I read a lot of books — over 200 just in the last three years. I bring up that number by way of pointing out the scope and significance of this statement: one of my top 10 favorite books of my entire lifetime is “The Artist’s Way.”
It might sound artsy-you-know-whatsy, but since its 1992 publication this masterwork has served over 3 million artists and others who need to be — or simply want to be — creative, with its powerful tools and insights for getting and staying unblocked.
While it has served that role in my own life in my work as a writer and creator of digital content, “The Artist’s Way” has been at least equally as impactful in my entrepreneurial, personal, financial, and career endeavors. The ability to think flexibly and innovatively in crafting original solutions to problems has been of great, great value (and has probably saved my bacon more than a few times).
But I have long thought of my personal non-artistic uses of the book as rogue, or off-label, specifically when it comes to matters of finance and business. “The Artist’s Way” was intended for artists, after all — it’s not called the “Businesswoman’s Way” or the “Money Maven’s Way.”
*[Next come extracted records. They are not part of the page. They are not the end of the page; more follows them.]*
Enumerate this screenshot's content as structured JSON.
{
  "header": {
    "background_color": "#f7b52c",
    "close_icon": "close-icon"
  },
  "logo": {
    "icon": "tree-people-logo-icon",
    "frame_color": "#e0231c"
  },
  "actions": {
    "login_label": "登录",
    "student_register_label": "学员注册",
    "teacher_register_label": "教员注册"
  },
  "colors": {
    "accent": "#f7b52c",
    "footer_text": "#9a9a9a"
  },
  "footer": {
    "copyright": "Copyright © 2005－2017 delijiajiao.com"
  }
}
So imagine my delight and surprise to learn that the creator of “The Artists’ Way,” Julia Cameron, was releasing a title on that topic nearest and dearest to my heart: prosperity. In her new book, “The Prosperous Heart: Creating a Life of ‘Enough’ ” (Tarcher Penguin, 2011),Cameron and co-author Emma Lively aim to first reset readers’ understanding of prosperity as a spiritual matter, not a monetary one.
They carve out a new definition of prosperity as having faith, satisfaction and “enough” — “having a life beyond need and worry.” Financial healing, they make sure to point out, is included, but is only one element of true prosperity.
After dealing with definitions, Cameron and Lively provide a set of five tools to help readers generate this expanded sense of prosperity. The first two, dubbed “Morning Pages” (three pages written longhand, stream of consciousness, first thing every morning) and “Walking” (literally, taking a 20-minute walk two or more times a week) are tools used in “The Artist’s Way” to unleash creative flow.
In “The Prosperous Heart,” Cameron slightly repositions them as tools for cultivating emotional and financial clarity, especially when it comes to understanding where your values and your actions are not in alignment, and healing that disconnect.
The next two tools are much more financial in nature, but are still uber-simple: “Counting” (tracking every dollar and cent that flows in or out of your hands and accounts) and “Abstinence” (refraining from creating new debt, with exceptions for car and home loans that are affordable vis-a-vis your monthly income).
The last tool, “Time-Outs,” are like micro-meditations — 5-minute a.m. and p.m. quiet times that we can use as check-ins with ourselves, our feelings and our choices (about finances or otherwise) or to pray, meditate, or otherwise get “in touch with a deeper, kinder, wiser part of ourselves.”
Beyond their utility for their intended purposes, all the tools can also be used to help detect where the bulk of your own personal challenges in the prosperity realm may lie. The more resistance you feel to the idea of practicing any given tool, the authors say, the more valuable that tool will be in creating the prosperity you seek.
(This mirrors precisely the lesson I learned long ago from an old yogi from India, who brusquely overruled my protests that I’d been too tired to come to class one evening by declaring that the times when I most feel like staying at home are the times I stand to gain the most by coming to class and practicing, anyway. How true that has proven to be in the years since. When I’m too tired to worry about whether I’ll be able to balance on one foot, I’ve found that it is much easier to do so.)
After introducing readers to these tools and making the case for incorporating them into our daily routines, Cameron and Lively provide a 12-week course in prosperity, touching on everything from:
- inventorying and examining your spending habits, money fears, relationships and past losses;
- trusting in a higher power and in yourself to provide for your wants and needs; and
- practicing kindness, forgiveness and velocity: the authors’ term for not too little and not too much action.
If spiritual matters or references, of even a nonspecific, nondenominational nature, tend to frustrate or offend you, “The Prosperous Heart” might not be for you. One of its core premises is that a higher power exists that wants to and will provide for you.
While the authors carve out an extremely broad realm of how individual readers might conceive of that spiritual force, some might find that to be a turnoff.
If, on the other hand, you do believe that some sort of higher power does exist in the universe, and you have been plagued by money problems or worries, have experienced hard times, or simply crave to feel at ease and abundant in the financial realm of your life, it would be a serious strategic error to omit “The Prosperous Heart” from your library.
It should sit side by side on your bookshelf or in your e-book reader with other authoritative titles about organizing, saving and investing your money.